Figure 2. ATF3 knockdown via siATF3 inhibits apoptosis in prostate cancer cells after AD and edelfosine treatment.

LNCaP cells were grown for 3 days in complete or AD medium and treated with edelfosine (5 μM and 10 μM) alone or in combination with AD for Annexin V staining. (A) Treated cells were harvested after 24 h and stained using the Guava Nexin kit. Percentage of Annexin V positive cells was measured by flow cytometric analysis and the data processed using CytoSoft software. (B) LNCaP and (C) VCaP cells were harvested 24 hours following treatment and caspase 3/7 activity was determined using the Apo-ONE™ Homogeneous caspase 3/7 assay kit. For ATF3 knockdown, both LNCaP and VCaP cells grown in complete or AD medium were transfected with siATF3 (10 nM), followed by treatment with edelfosine (5 or 10 μM). (D) LNCaP and VCaP cells were grown as described above and were treated with AD and/or edelfosine (0, 2.5, 5 and 10 μM).
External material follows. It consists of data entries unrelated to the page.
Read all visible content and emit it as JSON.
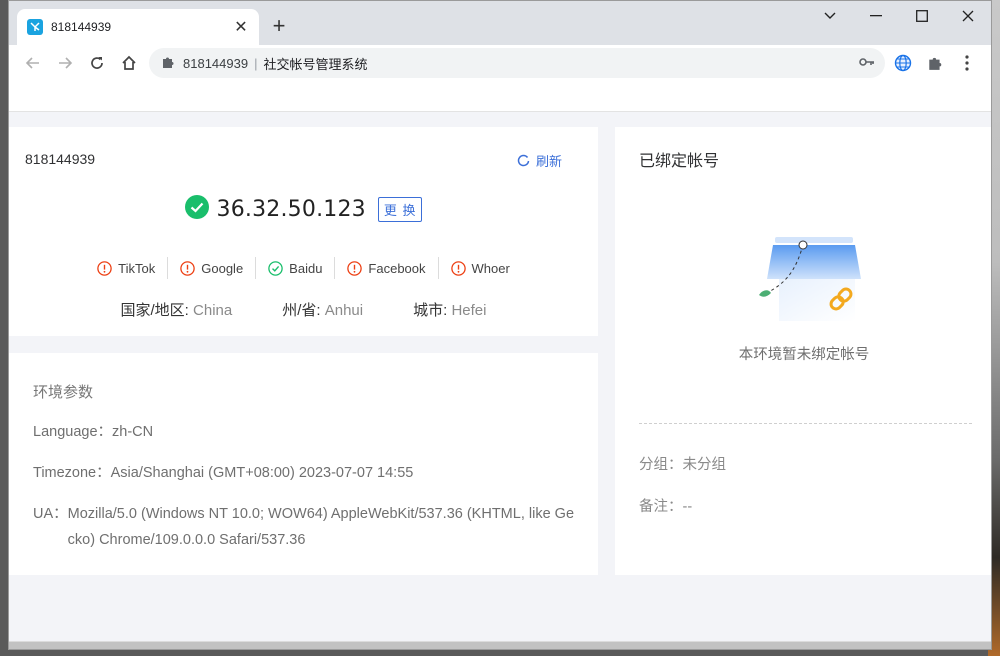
{
  "tab": {
    "title": "818144939"
  },
  "address": {
    "host": "818144939",
    "separator": "|",
    "path": "社交帐号管理系统"
  },
  "env": {
    "name": "818144939",
    "refresh_label": "刷新",
    "ip": "36.32.50.123",
    "change_label": "更 换",
    "checks": [
      {
        "label": "TikTok",
        "status": "error"
      },
      {
        "label": "Google",
        "status": "error"
      },
      {
        "label": "Baidu",
        "status": "ok"
      },
      {
        "label": "Facebook",
        "status": "error"
      },
      {
        "label": "Whoer",
        "status": "error"
      }
    ],
    "geo": {
      "country_key": "国家/地区:",
      "country": "China",
      "province_key": "州/省:",
      "province": "Anhui",
      "city_key": "城市:",
      "city": "Hefei"
    }
  },
  "params": {
    "title": "环境参数",
    "language_key": "Language：",
    "language": "zh-CN",
    "timezone_key": "Timezone：",
    "timezone": "Asia/Shanghai (GMT+08:00) 2023-07-07 14:55",
    "ua_key": "UA：",
    "ua": "Mozilla/5.0 (Windows NT 10.0; WOW64) AppleWebKit/537.36 (KHTML, like Gecko) Chrome/109.0.0.0 Safari/537.36"
  },
  "bound": {
    "title": "已绑定帐号",
    "empty_text": "本环境暂未绑定帐号",
    "group_key": "分组：",
    "group": "未分组",
    "note_key": "备注：",
    "note": "--"
  },
  "colors": {
    "accent": "#3b6fd8",
    "ok": "#19be6b",
    "error": "#ed4014"
  }
}
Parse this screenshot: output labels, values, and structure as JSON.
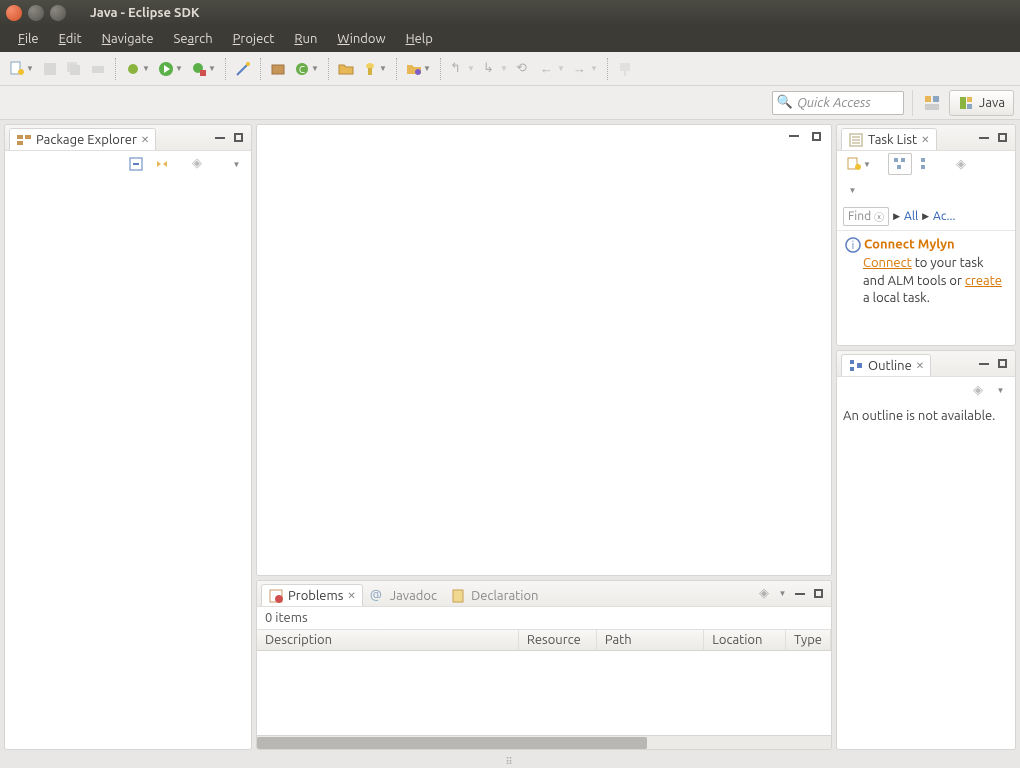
{
  "window": {
    "title": "Java - Eclipse SDK"
  },
  "menus": [
    "File",
    "Edit",
    "Navigate",
    "Search",
    "Project",
    "Run",
    "Window",
    "Help"
  ],
  "quickaccess": {
    "placeholder": "Quick Access"
  },
  "perspective": {
    "label": "Java"
  },
  "packageExplorer": {
    "title": "Package Explorer"
  },
  "taskList": {
    "title": "Task List",
    "find": "Find",
    "all": "All",
    "activate": "Ac...",
    "mylyn": {
      "heading": "Connect Mylyn",
      "connect": "Connect",
      "mid": " to your task and ALM tools or ",
      "create": "create",
      "end": " a local task."
    }
  },
  "outline": {
    "title": "Outline",
    "empty": "An outline is not available."
  },
  "problems": {
    "tab_problems": "Problems",
    "tab_javadoc": "Javadoc",
    "tab_declaration": "Declaration",
    "items": "0 items",
    "cols": {
      "description": "Description",
      "resource": "Resource",
      "path": "Path",
      "location": "Location",
      "type": "Type"
    }
  }
}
Treated cells were harvested after 24 h; total proteins were examined by Western immunoblotting for ATF3 expression levels. The same blot was stripped and re-probed for β-actin. (E) ATF3 knockdown via siATF3 (10 nM), after edelfosine (10 μM) treatment was confirmed by Western blot analysis using AFT3 specific antibodies. (F) LNCaP cells were transfected with control siRNA or siATF3 (10 nM), followed by edelfosine (10 μM) treatment, caspase 3/7 activity was measured. Data shown represent the mean ± SD from three independent experiments. *p < 0.05, compared to respective control, **p < 0.05, compared to edelfosine 5 μM (one way ANOVA, Bonferroni test).